In the initial stage of gel drying, the free water part (4) is mainly evaporated. After the water evaporates, a meniscus pointing inward is generated on the surface of the gel network mesopores. If the mesopores are approximately regarded as cylinders [3], the water evaporation process begins to gradually penetrate into the material. At this time, the drying enters the deceleration stage. The process is manifested as the migration and vaporization of water in the capillary. The evaporation rate mainly depends on the position of the evaporation surface and the partial pressure of water vapor on the evaporation curved liquid surface Pv. According to Kelvin's law, in a capillary with a radius of r and a wetting angle of θ, the relationship between the partial pressure of vapor on the curved liquid surface Pv and the corresponding free water surface and saturated vapor pressure P0 at the same temperature is:
Pv = P0 exp[-﹙2σ/RTρ﹚×﹙cosθ/r﹚] (1)
Where σ is the surface tension of the liquid, R is the universal gas constant, and ρ is the density. Evaporation rate in this stage:
ΔP=P0 exp[-﹙2σ/RTρ﹚×﹙cosθ/r﹚]－PA （2）
(2) shows that in this drying stage, not only the humidity in the shell making room affects the evaporation rate of the gel, but also the diameter of the capillary tube cannot be ignored. Moreover, when the temperature and humidity in the shell making room are constant, the drying rate of the gel is determined by the size of the capillary radius. The vapor partial pressure Pv on the capillary curved liquid surface in the gel is proportional to the capillary radius r. The smaller the capillary radius r, the lower the vapor partial pressure Pv on the curved liquid surface, the smaller the mass transfer driving force, and the slower the water evaporation rate.

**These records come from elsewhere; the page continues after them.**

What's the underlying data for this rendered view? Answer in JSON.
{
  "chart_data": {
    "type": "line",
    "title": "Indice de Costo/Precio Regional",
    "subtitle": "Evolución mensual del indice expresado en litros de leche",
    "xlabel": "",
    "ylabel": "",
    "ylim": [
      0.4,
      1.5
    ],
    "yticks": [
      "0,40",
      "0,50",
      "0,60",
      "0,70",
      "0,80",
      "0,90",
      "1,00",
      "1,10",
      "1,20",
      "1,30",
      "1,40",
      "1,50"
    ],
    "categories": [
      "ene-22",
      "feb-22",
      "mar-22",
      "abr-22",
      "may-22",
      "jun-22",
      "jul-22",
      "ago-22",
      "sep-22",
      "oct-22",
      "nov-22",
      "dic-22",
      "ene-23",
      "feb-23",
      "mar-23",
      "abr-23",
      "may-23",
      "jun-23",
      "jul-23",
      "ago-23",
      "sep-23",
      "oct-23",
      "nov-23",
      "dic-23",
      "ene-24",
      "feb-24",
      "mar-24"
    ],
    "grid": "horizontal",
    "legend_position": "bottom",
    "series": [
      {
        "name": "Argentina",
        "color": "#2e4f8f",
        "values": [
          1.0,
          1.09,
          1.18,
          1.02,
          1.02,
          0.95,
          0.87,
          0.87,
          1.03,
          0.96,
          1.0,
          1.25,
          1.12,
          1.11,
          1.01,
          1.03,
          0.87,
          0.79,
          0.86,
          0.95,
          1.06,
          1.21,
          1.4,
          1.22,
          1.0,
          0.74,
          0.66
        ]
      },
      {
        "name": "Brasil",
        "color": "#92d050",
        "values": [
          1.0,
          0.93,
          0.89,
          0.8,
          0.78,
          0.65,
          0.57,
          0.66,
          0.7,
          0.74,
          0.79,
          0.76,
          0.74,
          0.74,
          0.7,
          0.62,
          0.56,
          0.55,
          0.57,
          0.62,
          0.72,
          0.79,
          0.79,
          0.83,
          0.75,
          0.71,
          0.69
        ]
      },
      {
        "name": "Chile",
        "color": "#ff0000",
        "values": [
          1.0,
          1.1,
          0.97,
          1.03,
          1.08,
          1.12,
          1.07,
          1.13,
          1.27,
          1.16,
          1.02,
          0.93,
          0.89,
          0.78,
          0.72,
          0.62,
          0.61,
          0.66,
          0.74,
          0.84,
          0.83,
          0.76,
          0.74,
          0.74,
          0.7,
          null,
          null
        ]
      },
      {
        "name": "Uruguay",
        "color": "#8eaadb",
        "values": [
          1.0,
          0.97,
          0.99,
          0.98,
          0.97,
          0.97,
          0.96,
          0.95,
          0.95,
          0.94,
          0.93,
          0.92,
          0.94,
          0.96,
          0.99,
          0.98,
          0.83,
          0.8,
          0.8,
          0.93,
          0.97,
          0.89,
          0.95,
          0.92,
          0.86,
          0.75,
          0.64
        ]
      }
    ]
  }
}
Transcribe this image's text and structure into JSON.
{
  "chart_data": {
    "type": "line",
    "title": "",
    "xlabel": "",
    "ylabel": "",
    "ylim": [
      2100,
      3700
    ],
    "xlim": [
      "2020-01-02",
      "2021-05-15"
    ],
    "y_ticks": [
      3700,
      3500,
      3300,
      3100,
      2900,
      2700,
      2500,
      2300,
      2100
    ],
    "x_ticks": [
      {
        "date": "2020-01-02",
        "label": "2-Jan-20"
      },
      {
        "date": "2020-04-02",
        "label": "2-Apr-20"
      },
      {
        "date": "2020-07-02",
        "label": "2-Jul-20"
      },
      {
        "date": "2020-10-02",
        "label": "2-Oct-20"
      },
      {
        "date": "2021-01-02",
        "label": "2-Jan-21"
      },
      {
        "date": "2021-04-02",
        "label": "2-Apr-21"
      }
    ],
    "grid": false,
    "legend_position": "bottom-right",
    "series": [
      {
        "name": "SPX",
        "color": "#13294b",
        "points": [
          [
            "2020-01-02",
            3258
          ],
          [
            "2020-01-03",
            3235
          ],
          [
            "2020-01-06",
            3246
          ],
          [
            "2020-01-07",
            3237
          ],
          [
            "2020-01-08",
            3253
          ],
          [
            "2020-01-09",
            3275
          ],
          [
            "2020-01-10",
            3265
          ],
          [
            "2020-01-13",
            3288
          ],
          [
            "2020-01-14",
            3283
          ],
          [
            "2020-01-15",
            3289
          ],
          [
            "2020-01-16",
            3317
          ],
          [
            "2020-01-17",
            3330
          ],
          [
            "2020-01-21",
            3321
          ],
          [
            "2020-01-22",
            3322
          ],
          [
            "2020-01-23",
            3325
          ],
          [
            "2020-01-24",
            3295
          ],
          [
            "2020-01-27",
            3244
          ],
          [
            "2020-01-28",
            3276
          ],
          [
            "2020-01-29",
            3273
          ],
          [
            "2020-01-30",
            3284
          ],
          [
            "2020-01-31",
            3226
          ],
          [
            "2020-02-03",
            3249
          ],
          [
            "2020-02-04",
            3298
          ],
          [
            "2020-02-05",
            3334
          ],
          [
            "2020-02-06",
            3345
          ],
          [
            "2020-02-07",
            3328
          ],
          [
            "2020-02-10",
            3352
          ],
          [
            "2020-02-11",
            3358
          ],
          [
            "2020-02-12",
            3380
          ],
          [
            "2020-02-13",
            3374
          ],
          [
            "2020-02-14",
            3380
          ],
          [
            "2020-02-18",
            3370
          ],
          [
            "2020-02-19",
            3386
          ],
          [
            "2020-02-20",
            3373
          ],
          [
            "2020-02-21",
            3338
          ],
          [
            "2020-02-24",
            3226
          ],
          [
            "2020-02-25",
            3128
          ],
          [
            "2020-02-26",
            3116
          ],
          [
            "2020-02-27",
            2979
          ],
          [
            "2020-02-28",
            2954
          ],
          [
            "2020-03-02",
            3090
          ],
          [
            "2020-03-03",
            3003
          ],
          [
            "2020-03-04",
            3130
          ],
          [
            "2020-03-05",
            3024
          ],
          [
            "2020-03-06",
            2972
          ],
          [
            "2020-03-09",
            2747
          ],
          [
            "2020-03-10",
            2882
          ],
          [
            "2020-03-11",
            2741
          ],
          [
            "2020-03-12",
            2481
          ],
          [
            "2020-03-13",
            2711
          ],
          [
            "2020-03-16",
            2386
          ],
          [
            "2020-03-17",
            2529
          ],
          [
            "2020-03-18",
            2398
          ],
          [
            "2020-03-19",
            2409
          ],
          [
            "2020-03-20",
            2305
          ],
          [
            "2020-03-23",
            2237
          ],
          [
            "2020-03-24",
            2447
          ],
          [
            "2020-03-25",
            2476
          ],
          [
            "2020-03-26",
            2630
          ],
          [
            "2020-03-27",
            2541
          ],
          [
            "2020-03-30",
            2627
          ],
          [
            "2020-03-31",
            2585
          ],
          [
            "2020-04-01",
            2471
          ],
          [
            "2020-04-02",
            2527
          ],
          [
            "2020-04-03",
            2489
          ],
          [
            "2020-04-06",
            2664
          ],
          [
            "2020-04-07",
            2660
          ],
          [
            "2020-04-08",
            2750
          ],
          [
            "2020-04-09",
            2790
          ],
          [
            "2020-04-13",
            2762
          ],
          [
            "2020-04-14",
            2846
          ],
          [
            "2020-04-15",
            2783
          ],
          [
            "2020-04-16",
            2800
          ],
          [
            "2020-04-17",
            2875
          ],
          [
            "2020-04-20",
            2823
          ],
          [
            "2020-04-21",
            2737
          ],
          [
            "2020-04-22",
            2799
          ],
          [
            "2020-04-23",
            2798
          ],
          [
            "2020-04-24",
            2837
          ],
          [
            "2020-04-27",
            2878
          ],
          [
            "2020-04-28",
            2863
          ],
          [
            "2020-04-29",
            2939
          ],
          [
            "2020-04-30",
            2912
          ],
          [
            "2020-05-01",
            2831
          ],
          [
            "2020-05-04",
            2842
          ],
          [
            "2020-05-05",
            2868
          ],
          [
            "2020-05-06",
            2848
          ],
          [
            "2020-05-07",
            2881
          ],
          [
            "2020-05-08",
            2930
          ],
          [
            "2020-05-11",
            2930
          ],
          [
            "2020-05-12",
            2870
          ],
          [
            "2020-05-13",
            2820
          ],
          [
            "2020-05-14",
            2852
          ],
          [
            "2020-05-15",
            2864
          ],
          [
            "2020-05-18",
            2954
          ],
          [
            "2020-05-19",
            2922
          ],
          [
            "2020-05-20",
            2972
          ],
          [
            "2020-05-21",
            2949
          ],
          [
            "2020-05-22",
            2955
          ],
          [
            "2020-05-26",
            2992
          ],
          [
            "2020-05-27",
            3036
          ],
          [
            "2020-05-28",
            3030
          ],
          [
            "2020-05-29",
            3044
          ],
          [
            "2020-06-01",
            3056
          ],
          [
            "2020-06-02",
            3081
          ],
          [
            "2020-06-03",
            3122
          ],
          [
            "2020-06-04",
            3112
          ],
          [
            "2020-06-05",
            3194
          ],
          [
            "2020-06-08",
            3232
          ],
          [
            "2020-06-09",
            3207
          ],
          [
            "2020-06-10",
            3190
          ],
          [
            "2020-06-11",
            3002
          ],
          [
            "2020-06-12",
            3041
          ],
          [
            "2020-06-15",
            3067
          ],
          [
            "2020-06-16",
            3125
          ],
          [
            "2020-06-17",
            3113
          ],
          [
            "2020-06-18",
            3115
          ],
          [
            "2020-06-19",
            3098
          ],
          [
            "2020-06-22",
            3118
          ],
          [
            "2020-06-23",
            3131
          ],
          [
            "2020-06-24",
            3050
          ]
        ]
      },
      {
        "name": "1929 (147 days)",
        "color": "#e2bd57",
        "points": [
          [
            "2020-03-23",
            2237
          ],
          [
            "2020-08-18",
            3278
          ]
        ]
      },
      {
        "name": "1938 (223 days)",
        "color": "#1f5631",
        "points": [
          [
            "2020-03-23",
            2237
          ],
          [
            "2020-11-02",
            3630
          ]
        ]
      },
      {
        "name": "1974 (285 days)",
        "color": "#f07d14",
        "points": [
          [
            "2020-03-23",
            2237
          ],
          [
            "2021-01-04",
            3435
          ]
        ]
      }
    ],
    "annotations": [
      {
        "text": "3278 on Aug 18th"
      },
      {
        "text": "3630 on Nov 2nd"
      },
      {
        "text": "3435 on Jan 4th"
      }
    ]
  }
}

During this process, the size of the capillary pore size is also constantly changing, and the capillary tension is:
P = 2σcosθ /r （3）[3]
The capillary force will cause the capillary pore size to become smaller. As the capillary pore size further decreases, the capillary tension will further increase, causing the particles to further contact, squeeze, and aggregate, and the gel skeleton will shrink.